Ces libérations de neurotransmetteur inhibiteur sont 18 à 33 fois plus efficaces que les drogues de synthèses : gratuit, sans ordonnance et sans effet secondaire (Loh et al 1976).
ET LA DOULEUR ?
C’est un mélange subtile de nociception, sensibilisation (périphérique/centrale) facilitation, inhibition, dishinibition, et surtout d’un CODAGE PRÉDICTIF CORTICAL* de l’information nociceptive et non-nociceptive (Iannetti et Moureaux 2010).
C’est le système d’alarme tout entier.
Ben Cormack donne cette métaphore, la nociception, c’est le voyant qui s’allume quand vous n’avez plus d’essence, il vous informe du danger de la panne d’essence.
Le niveau de douleur est similiare à la réaction que vous allez avoir face à ce voyant allumé :
Lorimer Moseley donne une définition différente de celle de l’IASP :
La douleur une expérience émergente consciente qui sert à susciter une réponse comportementale de protection vis à vis de tous les éléments de preuve plausible de menace.
Lorsqu’on a mal, cela signifie que le corps a répondu plusieurs questions : quelle est la meilleure situation que je puisse de te proposer pour que tu te sortes de ce merdier ?
Avant de répondre à cette question, le cerveau a scanné auparavant tous les systèmes du corps (immunitaire, endocrinien, cardiaque, digestif, autonome…) et les a déjà sollicité essayer de nous sortir d’un ou plusieurs dangers potentiels.
Quand il estime qu’il faut faire quelque chose de plus, il nous envoie le signal la douleur.
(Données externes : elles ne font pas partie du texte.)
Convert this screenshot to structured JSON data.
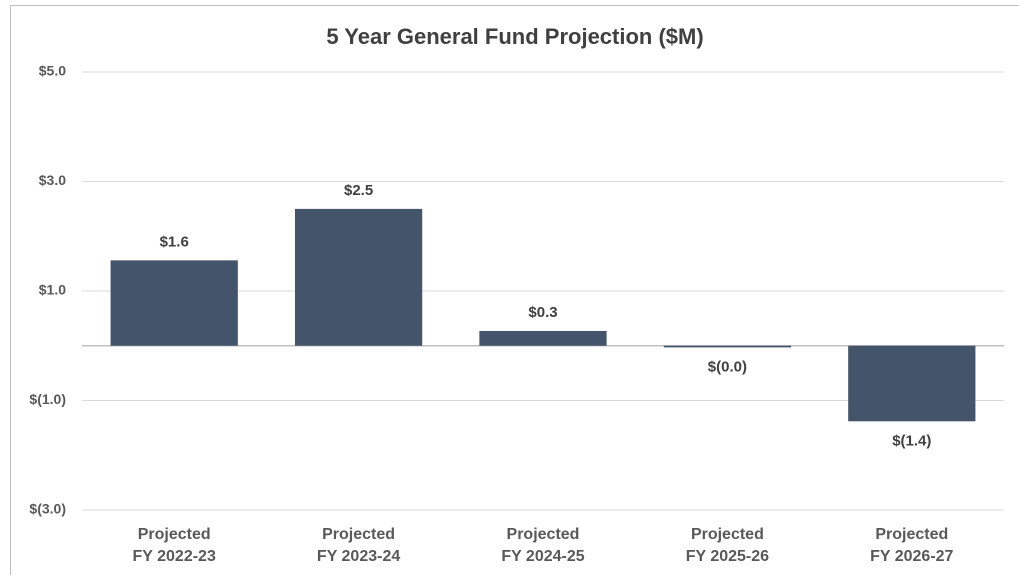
{
  "chart_data": {
    "type": "bar",
    "title": "5 Year General Fund Projection ($M)",
    "categories": [
      [
        "Projected",
        "FY 2022-23"
      ],
      [
        "Projected",
        "FY 2023-24"
      ],
      [
        "Projected",
        "FY 2024-25"
      ],
      [
        "Projected",
        "FY 2025-26"
      ],
      [
        "Projected",
        "FY 2026-27"
      ]
    ],
    "values": [
      1.56,
      2.5,
      0.27,
      -0.03,
      -1.38
    ],
    "value_labels": [
      "$1.6",
      "$2.5",
      "$0.3",
      "$(0.0)",
      "$(1.4)"
    ],
    "color": "#44546a",
    "ylim": [
      -3,
      5
    ],
    "yticks": [
      {
        "value": 5,
        "label": "$5.0"
      },
      {
        "value": 3,
        "label": "$3.0"
      },
      {
        "value": 1,
        "label": "$1.0"
      },
      {
        "value": -1,
        "label": "$(1.0)"
      },
      {
        "value": -3,
        "label": "$(3.0)"
      }
    ],
    "grid": true
  }
}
Ce système de codage prédictif est expliqué par les mathématiciens et les neuropsychologues (Friston 2012) qui ont défini le modèle du cerveau bayesien.
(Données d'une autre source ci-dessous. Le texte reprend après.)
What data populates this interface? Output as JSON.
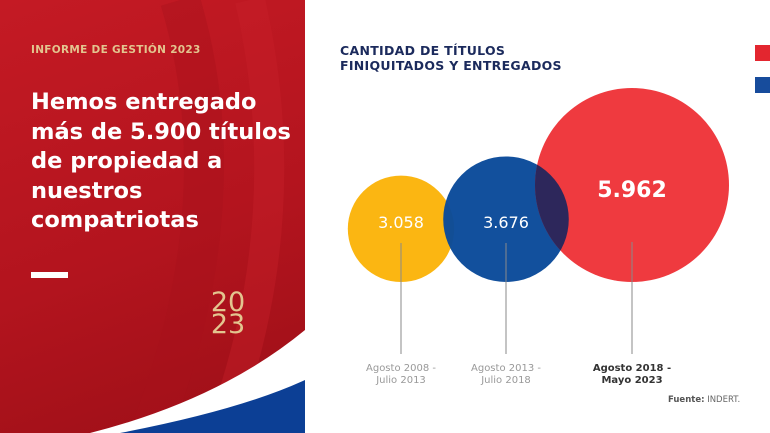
{
  "left_panel": {
    "kicker": "INFORME DE GESTIÓN 2023",
    "headline": "Hemos entregado más de 5.900 títulos de propiedad a nuestros compatriotas",
    "year_top": "20",
    "year_bottom": "23"
  },
  "colors": {
    "red": "#ef3a3f",
    "blue": "#0a4a9a",
    "yellow": "#fbb40a",
    "gold": "#e3c58f",
    "navy": "#1b2a5c"
  },
  "chart_data": {
    "type": "bubble",
    "title": "CANTIDAD DE TÍTULOS FINIQUITADOS Y ENTREGADOS",
    "categories": [
      "Agosto 2008 - Julio 2013",
      "Agosto 2013 - Julio 2018",
      "Agosto 2018 - Mayo 2023"
    ],
    "values": [
      3058,
      3676,
      5962
    ],
    "labels": [
      "3.058",
      "3.676",
      "5.962"
    ],
    "colors": [
      "#fbb40a",
      "#0a4a9a",
      "#ef3a3f"
    ]
  },
  "source": {
    "label": "Fuente:",
    "value": "INDERT."
  }
}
Le cerveau fait des maths, des probabilités inversées plus exactement (on appelle cela des inférences) : en fonction de toutes les informations qu’il reçoit de tous les systèmes, ils les échantillone dans la moelle, puis les scrute, les processe, les code et enfin il nous donne la perception de ce qu’il estime être le choix le plus approprié dans notre situation (M. Thacker parle de « Best Guess »)
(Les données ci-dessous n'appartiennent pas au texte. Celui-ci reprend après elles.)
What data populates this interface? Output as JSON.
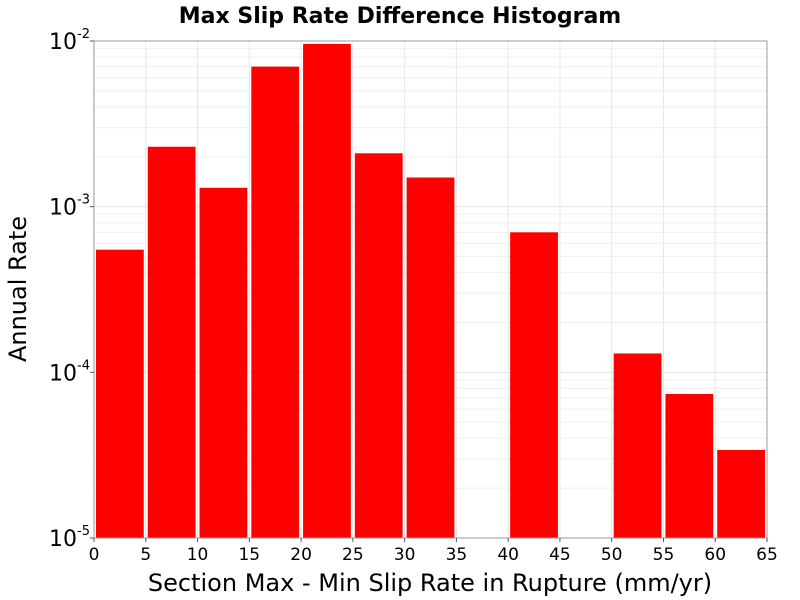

Notre perception (de la douleur entre autre) n’est qu’une illusion d’un codage d’informations en provenance de notre environnement et de tout notre corps. Les meilleurs exemples de perceptions sont les illusions optiques. Ma préférée est la suivante (Anderson B. et Winawer Nature 2005) :
Sur cette image on distingue clairement les pièces d’échecs blanches en haut et noir au dessous.
Sauf que si on modifie le fond sur lequel les pièces d’échecs sont posées voici ce que cela donne :
Ce sont exactement les mêmes pièces !!! Et même en le sachant maintenant, vous pouvez regarder l’image précédente vous serez incapables de voir que ces pièces sont les mêmes, votre perception vous donne des pièces blanches en haut et noirs en bas.
Les entrées visuelles de luminosité sont intégrées et codées, votre perception ne reflète absolument pas la mesure de la luminosité. Pour la douleur c’est la même chose, elle ne reflète pas de la mesure des dégats de votre organisme, ni même de combien de nocicepteurs sont impliqués.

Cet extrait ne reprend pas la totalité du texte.